En fait, il y a eu une forte augmentation du fond d'une profondeur de 12 mètres à un mètre et, chose intéressante, il a été constaté que ces zones terrestres ne se sont pas élevées à la suite de processus géologiques.

Le pont divise l'océan Indien en deux sections différentes. Du côté nord-est se trouve la baie volatile de Polka avec des tempêtes et des cyclones périodiques. Du sud-ouest - très calme baie de Manar avec les eaux les plus pures de couleur émeraude. Même la structure de l'eau en eux est visuellement différente. Du côté de la baie du Bengale, l'eau est suspendue à une teinte boueuse-grisâtre, du côté de la baie de Manar, malgré les vagues, l'eau est transparente et turquoise.

Le pont divise l'océan Indien en deux parties

Selon l'histoire des Arabes, le pont, qui aurait littéralement surgi du fond, est la route empruntée par Adam après son expulsion du paradis. Pour preuve, ils citent l'empreinte du pied d'Adam, qui est resté au sommet de la montagne - "Adam's Pike". Officiellement, ces noms ont été enregistrés en 1804 par James Rennel. Il fut le premier inspecteur de l'Inde britannique à préférer donner des noms chrétiens sans tenir compte des options historiques locales existant depuis des milliers d'années.

Le pont s'étend de l'île en Inde à la côte du Sri Lanka

Le bâtiment lui-même est constitué de 30 km d'îlots peu profonds et neuf d'entre eux sont sous le contrôle de Sri Lanka, neuf autres - sous le contrôle de l'Inde. Il s'étend de l'île de Rameswaram en Inde à l'île de Mannar, la côte nord-ouest du Sri Lanka. Certains chercheurs pensent qu'il y a plusieurs milliers d'années, ce pont était le plus grand isthme sableux du monde, qui s'est ensuite transformé en une chaîne de hauts-fonds lorsque le niveau de la mer a changé.

Une histoire plus détaillée, mais déjà plus mythique, de la création du pont est décrite dans la culture indienne, et plus précisément dans l'épopée Ramayana.
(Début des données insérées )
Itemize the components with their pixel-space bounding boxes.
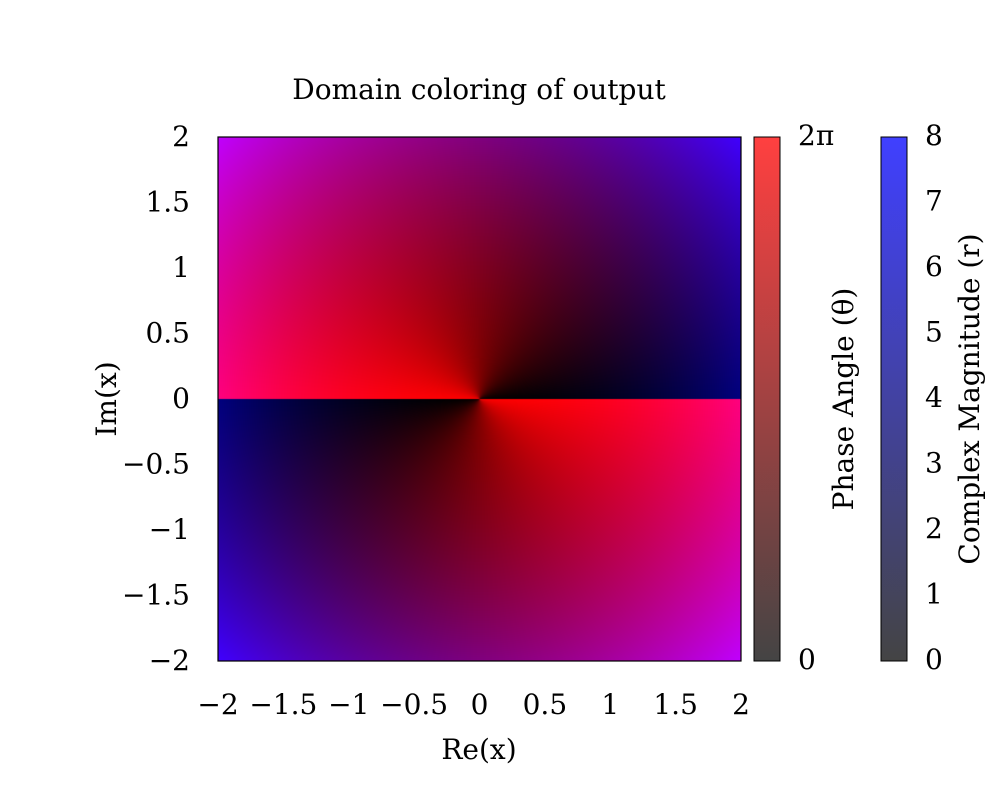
- y-tick-label: 0.5: [145, 317, 190, 350]
- phase-colorbar-label: Phase Angle (θ): [827, 288, 860, 511]
- y-tick-label: 1: [172, 251, 190, 284]
- phase-colorbar: [753, 136, 781, 662]
- magnitude-tick-label: 4: [925, 381, 943, 414]
- phase-colorbar-tick-bottom: 0: [798, 643, 816, 676]
- magnitude-colorbar: [880, 136, 908, 662]
- x-tick-label: 1.5: [653, 688, 698, 721]
- magnitude-tick-label: 0: [925, 643, 943, 676]
- y-tick-label: 2: [172, 120, 190, 153]
- y-tick-label: −1.5: [122, 579, 190, 612]
- y-tick-label: −1: [149, 513, 190, 546]
- x-tick-label: 0.5: [523, 688, 568, 721]
- y-tick-label: −2: [149, 644, 190, 677]
- magnitude-tick-label: 2: [925, 512, 943, 545]
- x-tick-label: −0.5: [380, 688, 448, 721]
- x-tick-label: 0: [471, 688, 489, 721]
- y-axis-label: Im(x): [90, 361, 123, 436]
- x-axis-label: Re(x): [441, 733, 516, 766]
- chart-title: Domain coloring of output: [292, 73, 666, 106]
- magnitude-tick-label: 3: [925, 447, 943, 480]
- x-tick-label: 2: [732, 688, 750, 721]
- phase-colorbar-tick-top: 2π: [798, 119, 834, 152]
- domain-coloring-heatmap: [218, 137, 741, 661]
- magnitude-tick-label: 7: [925, 185, 943, 218]
- magnitude-tick-label: 8: [925, 119, 943, 152]
- x-axis-ticks: −2 −1.5 −1 −0.5 0 0.5 1 1.5 2: [197, 688, 750, 721]
- y-tick-label: −0.5: [122, 448, 190, 481]
- x-tick-label: −1: [328, 688, 369, 721]
- y-axis-ticks: 2 1.5 1 0.5 0 −0.5 −1 −1.5 −2: [122, 120, 190, 677]
- magnitude-tick-label: 5: [925, 316, 943, 349]
- magnitude-tick-label: 1: [925, 578, 943, 611]
- x-tick-label: −1.5: [249, 688, 317, 721]
- y-tick-label: 0: [172, 382, 190, 415]
- plot-frame: [217, 136, 742, 662]
- magnitude-colorbar-ticks: 8 7 6 5 4 3 2 1 0: [925, 119, 943, 676]
- magnitude-tick-label: 6: [925, 250, 943, 283]
- x-tick-label: 1: [601, 688, 619, 721]
- magnitude-colorbar-label: Complex Magnitude (r): [953, 233, 986, 564]
- x-tick-label: −2: [197, 688, 238, 721]
- y-tick-label: 1.5: [145, 186, 190, 219]
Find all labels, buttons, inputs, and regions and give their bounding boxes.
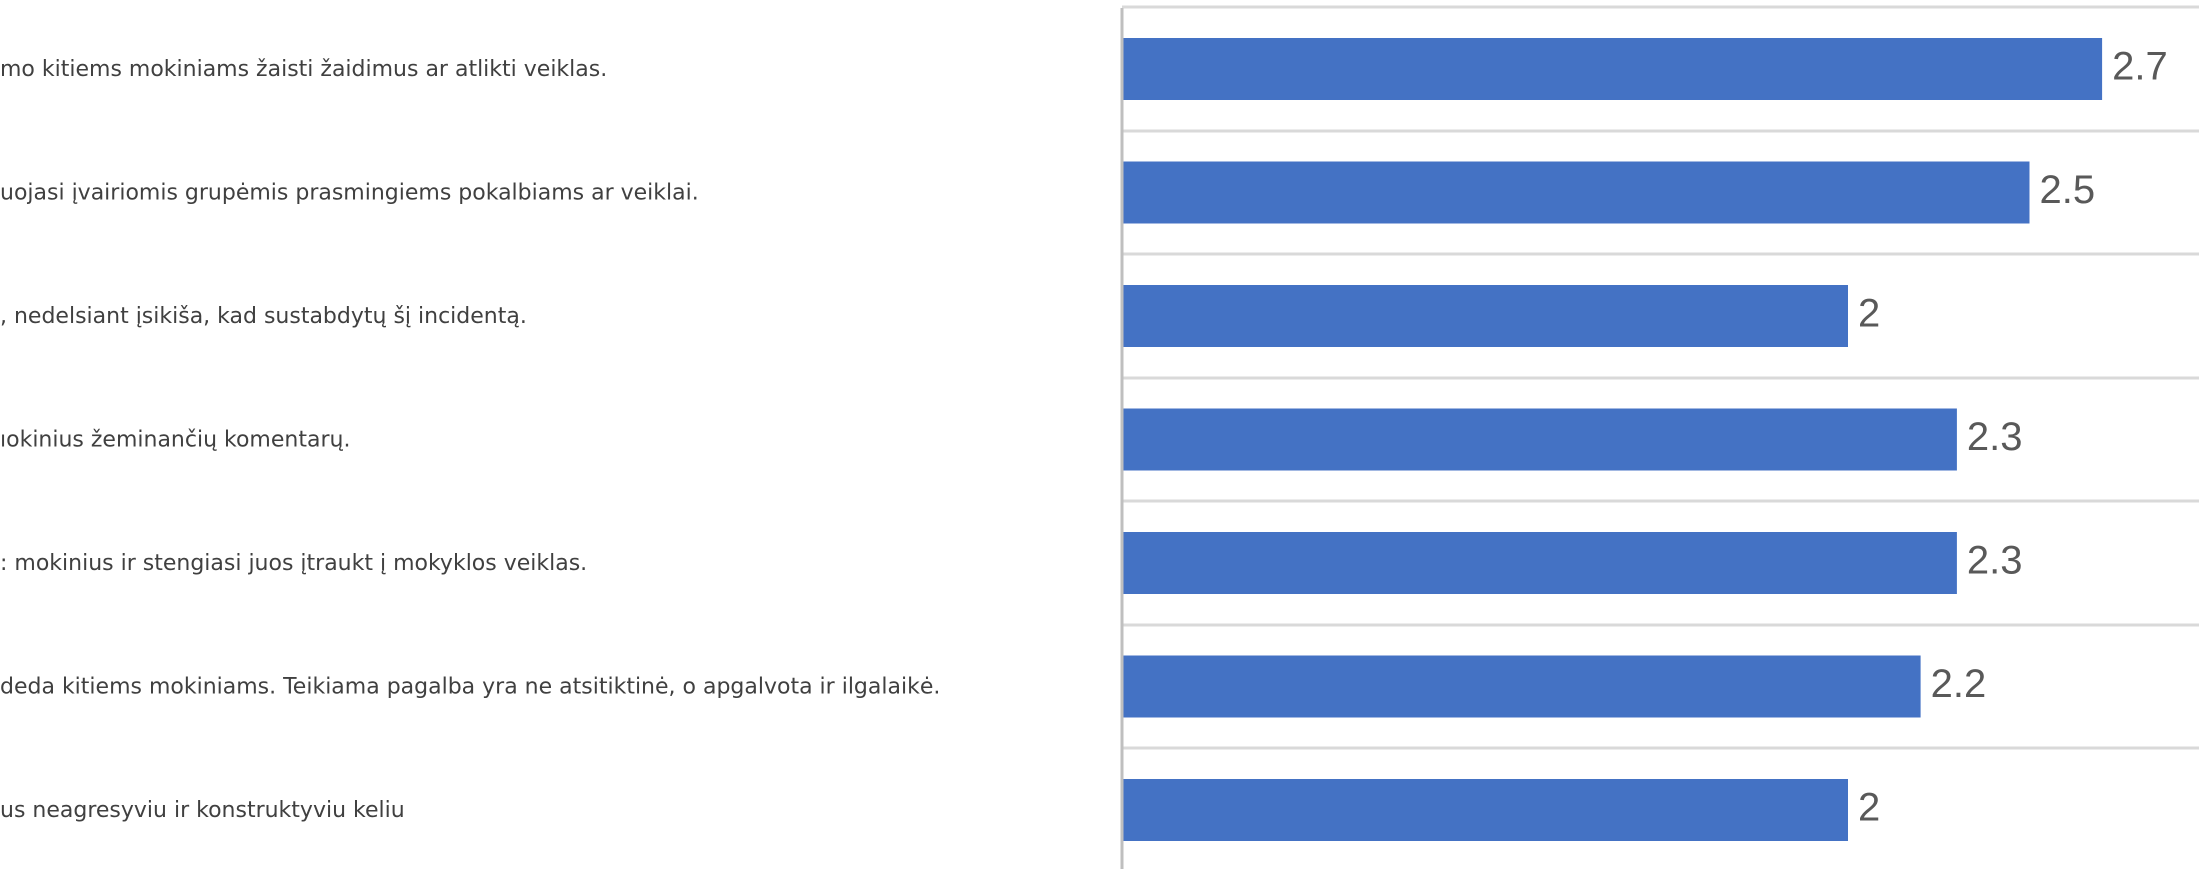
bar (1122, 408, 1957, 471)
data-label: 2 (1858, 292, 1880, 336)
bar (1122, 532, 1957, 594)
bar (1122, 38, 2103, 100)
data-label: 2.3 (1967, 415, 2023, 459)
data-labels: 2.7 2.5 2 2.3 2.3 2.2 2 (1858, 45, 2168, 830)
category-label: , nedelsiant įsikiša, kad sustabdytų šį … (0, 304, 527, 329)
data-label: 2.3 (1967, 539, 2023, 583)
category-label: uojasi įvairiomis grupėmis prasmingiems … (0, 181, 699, 206)
bar (1122, 779, 1848, 841)
data-label: 2.5 (2040, 168, 2096, 212)
category-label: ıokinius žeminančių komentarų. (0, 428, 350, 453)
category-labels: mo kitiems mokiniams žaisti žaidimus ar … (0, 57, 940, 823)
category-label: us neagresyviu ir konstruktyviu keliu (0, 798, 405, 823)
category-label: deda kitiems mokiniams. Teikiama pagalba… (0, 675, 940, 700)
bar (1122, 161, 2030, 224)
bar (1122, 285, 1848, 347)
data-label: 2.7 (2112, 45, 2168, 89)
data-label: 2.2 (1931, 662, 1987, 706)
data-label: 2 (1858, 786, 1880, 830)
bars (1122, 38, 2103, 841)
gridlines (1122, 5, 2199, 750)
bar (1122, 655, 1921, 718)
category-label: mo kitiems mokiniams žaisti žaidimus ar … (0, 57, 607, 82)
category-label: : mokinius ir stengiasi juos įtraukt į m… (0, 551, 587, 576)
Presque au milieu du récit commence la description de la façon dont Ramachandra, le prince de la capitale du légendaire royaume Kosala d’Ayodhya, commence à construire ce pont. Selon l’épopée antique, le bien-aimé Rama a été kidnappé secrètement par le souverain de Lanka. Cependant, il n’a pas été aussi facile de s’en prendre à lui pour sauver sa femme. L'obstacle était l'océan. Ensuite, comme cela se produit souvent dans de telles œuvres, Ramachandra s’adressa au dieu de l’océan, qui promit que quels que soient les objets qu’ils jetteraient à la mer, il les aiderait à résister. La réponse fut une décision et la construction du soi-disant pont de Rama commença. On dit que l'armée du prince, forte d'un million, portait sur ses épaules et sa tête des jouets, des montagnes et des rochers.

Selon les légendes indiennes, le pont aurait été construit en cinq jours.

Selon la légende, le pont était prêt en cinq jours. C’est par ce pont que Rama et ses alliés ont atteint Lanka et renversé son dirigeant.

Selon les légendes, le pont est resté piétonnier jusqu'à la fin du 15ème siècle, puis a été détruit. Les photos prises par la NASA depuis l'espace confirment l'existence d'une structure ancienne. Vous pouvez également voir divers documentaires sur le sujet. Aujourd'hui, l'endroit où ces événements ont eu lieu est vénéré comme une relique sacrée.